Millions of Baby Boomer kids got their first glimpse of beefcake on Star Trek (1966-69) where, week after week, Captain Kirk would take his shirt off to fight alien monsters or kiss alien babes. I didn't find him attractive -- he was too smug, too leery, and way too hetero.
Shatner continued to play Kirk in movies and parodies for 40 years, but he also appeared in a wide variety of movies and tv series, including starring roles in T. J. Hooker, Boston Legal, and Sh** My Dad Says.
Married four times, with a notorious eye for the ladies, Shatner has no gay rumors, that I know of. George Takei, who played Sulu on Star Trek, reveals that the entire cast and crew knew that he was gay, except Shatner: "it went right over his head." For him, gay people simply did not exist.

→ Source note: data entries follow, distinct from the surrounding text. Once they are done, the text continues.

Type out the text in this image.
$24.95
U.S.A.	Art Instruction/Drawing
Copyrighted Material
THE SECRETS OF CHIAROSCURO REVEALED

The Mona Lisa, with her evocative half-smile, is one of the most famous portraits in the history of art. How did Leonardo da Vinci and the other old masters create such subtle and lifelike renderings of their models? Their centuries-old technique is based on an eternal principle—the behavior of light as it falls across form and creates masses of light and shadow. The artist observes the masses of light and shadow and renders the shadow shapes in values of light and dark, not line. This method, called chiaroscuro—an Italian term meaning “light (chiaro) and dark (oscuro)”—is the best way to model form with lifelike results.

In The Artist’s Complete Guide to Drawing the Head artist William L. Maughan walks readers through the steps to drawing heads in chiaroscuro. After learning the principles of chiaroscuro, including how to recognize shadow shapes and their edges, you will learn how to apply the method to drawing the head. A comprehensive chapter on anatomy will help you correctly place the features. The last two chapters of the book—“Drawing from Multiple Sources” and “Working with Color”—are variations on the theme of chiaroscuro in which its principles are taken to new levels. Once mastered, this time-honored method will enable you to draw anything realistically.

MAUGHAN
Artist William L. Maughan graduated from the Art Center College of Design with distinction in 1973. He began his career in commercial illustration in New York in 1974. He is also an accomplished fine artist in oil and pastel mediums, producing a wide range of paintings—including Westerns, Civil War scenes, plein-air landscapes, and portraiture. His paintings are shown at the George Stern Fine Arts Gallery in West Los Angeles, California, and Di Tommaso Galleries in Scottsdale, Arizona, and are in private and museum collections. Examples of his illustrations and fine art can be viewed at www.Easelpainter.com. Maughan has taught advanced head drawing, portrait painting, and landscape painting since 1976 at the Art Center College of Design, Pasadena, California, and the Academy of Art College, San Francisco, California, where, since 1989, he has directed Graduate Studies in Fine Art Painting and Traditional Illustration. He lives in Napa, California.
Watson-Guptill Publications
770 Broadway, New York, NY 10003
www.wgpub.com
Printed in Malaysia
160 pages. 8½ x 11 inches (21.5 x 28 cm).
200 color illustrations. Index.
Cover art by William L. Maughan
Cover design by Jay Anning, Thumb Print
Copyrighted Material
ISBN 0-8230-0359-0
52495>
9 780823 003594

But in his early days, Shatner was quite different.
Montreal, September 1947
Wilton was 16 years old (model is over 18), a sophomore at West Hill High School in Montreal, and an aspiring journalist -- he had already published a poem about the War.
Physically, he was not so hot -- a tall stringbean, pushing through puberty with oversized hands and feet, oily skin, and constant horniness.
He didn't know that gay people were defined as "criminal psychopaths" in the Canadian penal code. He didn't even know that gay people exist.
But he knew that Johnny Sheffield in a loincloth in Tarzan and the Huntress made him feel all hot and flushed.
And he had a picture of Alan Ladd with his shirt off hidden in a desk drawer in his room.
And he liked looking at the football players. Some of them were nice, saying "hello" to him in the hallway and collaborating with him on class assignments, but many of them were jerks.
Bill Shatner was a jerk.
Wilton had to admit that he was cute, with that curly reddish-brown hair and that bright Pepsodent smile. But he was a money-hungry, mercenary, soulless cog in the Cold War machine. He wasn't interested in acting then, although he had done some children's theater. He was all about money and getting rich -- offensive to Wilt's artistic sensibility. He planned to get a football scholarship to McGill, major in economics, then start his own business.
But it wasn't just our difference in temperament. He strutted around like he owned the place. He wasn't even a star...he played an offensive end -- that's a minor position, but it made him a regular Jim Thorpe, in his own mind anyway. Wilton had him in bio and French together, but you'd never know it.
When he was in a good mood, he ignored Wilton, walked right past like he was a ghost. And God forbid he was in a bad mood -- he'd make with the nonstop jokes about Wilton's height, his acne, calling him ugly and a fruit, asking if he had pubic hair yet.